4. We go with what is close. We might have relatives from a country, or have lived there for a time. We might have grown up near an immigrant group and had many friends in that group. We might have lived in many different countries, as a result of our parents’ jobs. Here is my big point. If all of us depend greatly on our life experiences to define God’s call in our lives, because many of us have very similar lives, we will end up in the same few countries. God wants some of us to go to countries that we are completely unprepared for, where dictionaries of the language can’t be found in America, from which there are almost no immigrants in America, and to which very few Americans have traveled.
5. We go with what is allowed. We all love freedom, and safety is nice too. Yet, there are millions of people who live in countries that are not free or safe. If we are not careful, when we hear that a country is “closed,” we feel absolved of our responsibility to reach that country. I don’t think any country is closed to God.

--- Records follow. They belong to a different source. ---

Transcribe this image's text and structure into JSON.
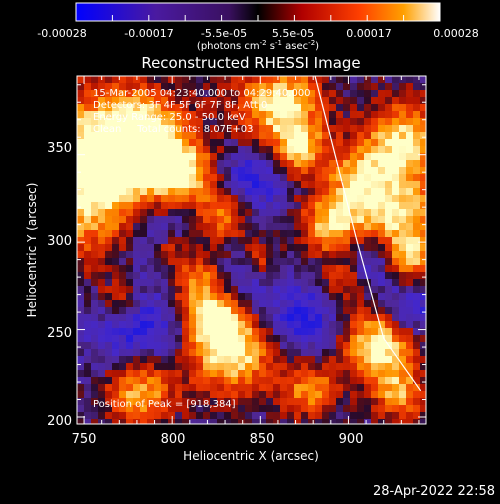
{
  "colorbar": {
    "ticks": [
      "-0.00028",
      "-0.00017",
      "-5.5e-05",
      "5.5e-05",
      "0.00017",
      "0.00028"
    ],
    "units_main": "(photons cm",
    "units_exp1": "-2",
    "units_s": " s",
    "units_exp2": "-1",
    "units_asec": " asec",
    "units_exp3": "-2",
    "units_close": ")"
  },
  "image": {
    "title": "Reconstructed RHESSI Image",
    "annotations": [
      "15-Mar-2005 04:23:40.000 to 04:29:40.000",
      "Detectors: 3F 4F 5F 6F 7F 8F, Att 0",
      "Energy Range: 25.0 - 50.0 keV",
      "Clean     Total counts: 8.07E+03"
    ],
    "peak_text": "Position of Peak = [918,384]",
    "x_axis_label": "Heliocentric X (arcsec)",
    "y_axis_label": "Heliocentric Y (arcsec)",
    "x_ticks": [
      "750",
      "800",
      "850",
      "900"
    ],
    "y_ticks": [
      "200",
      "250",
      "300",
      "350"
    ],
    "x_range": [
      746,
      944
    ],
    "y_range": [
      196,
      395
    ],
    "limb_points": [
      [
        881,
        395
      ],
      [
        905,
        300
      ],
      [
        920,
        245
      ],
      [
        941,
        215
      ]
    ]
  },
  "footer": {
    "timestamp": "28-Apr-2022 22:58"
  }
}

The earth is the Lord’s, and the fulness thereof; the world, and they that dwell therein.—Psalm 24:1
We just have to be creative and dedicated in methods to reach these countries. Does the country accept doctors from abroad, then become a doctor. Do they want to learn English, become a teacher. The Bible says, “For though I be free from all men, yet have I made myself servant unto all, that I might gain the more. And unto the Jews I became as a Jew, that I might gain the Jews; …I am made all things to all men, that I might by all means save some” (1 Corinthians 9:19–22). It would be much easier to go to another country, and you would probably see more people saved. God tells us to try to reach every creature. Let’s obey God’s word, and leave the results to Him.
I am not trying to get you to go to a certain country, and I am not against missionaries working together. However, I am for every servant of God considering “every creature” and “every nation” and keeping his eyes wide open to the whole world. A preacher once said, “We must be global Christians with a global vision because our God is a global God.” God bless you as you follow Him.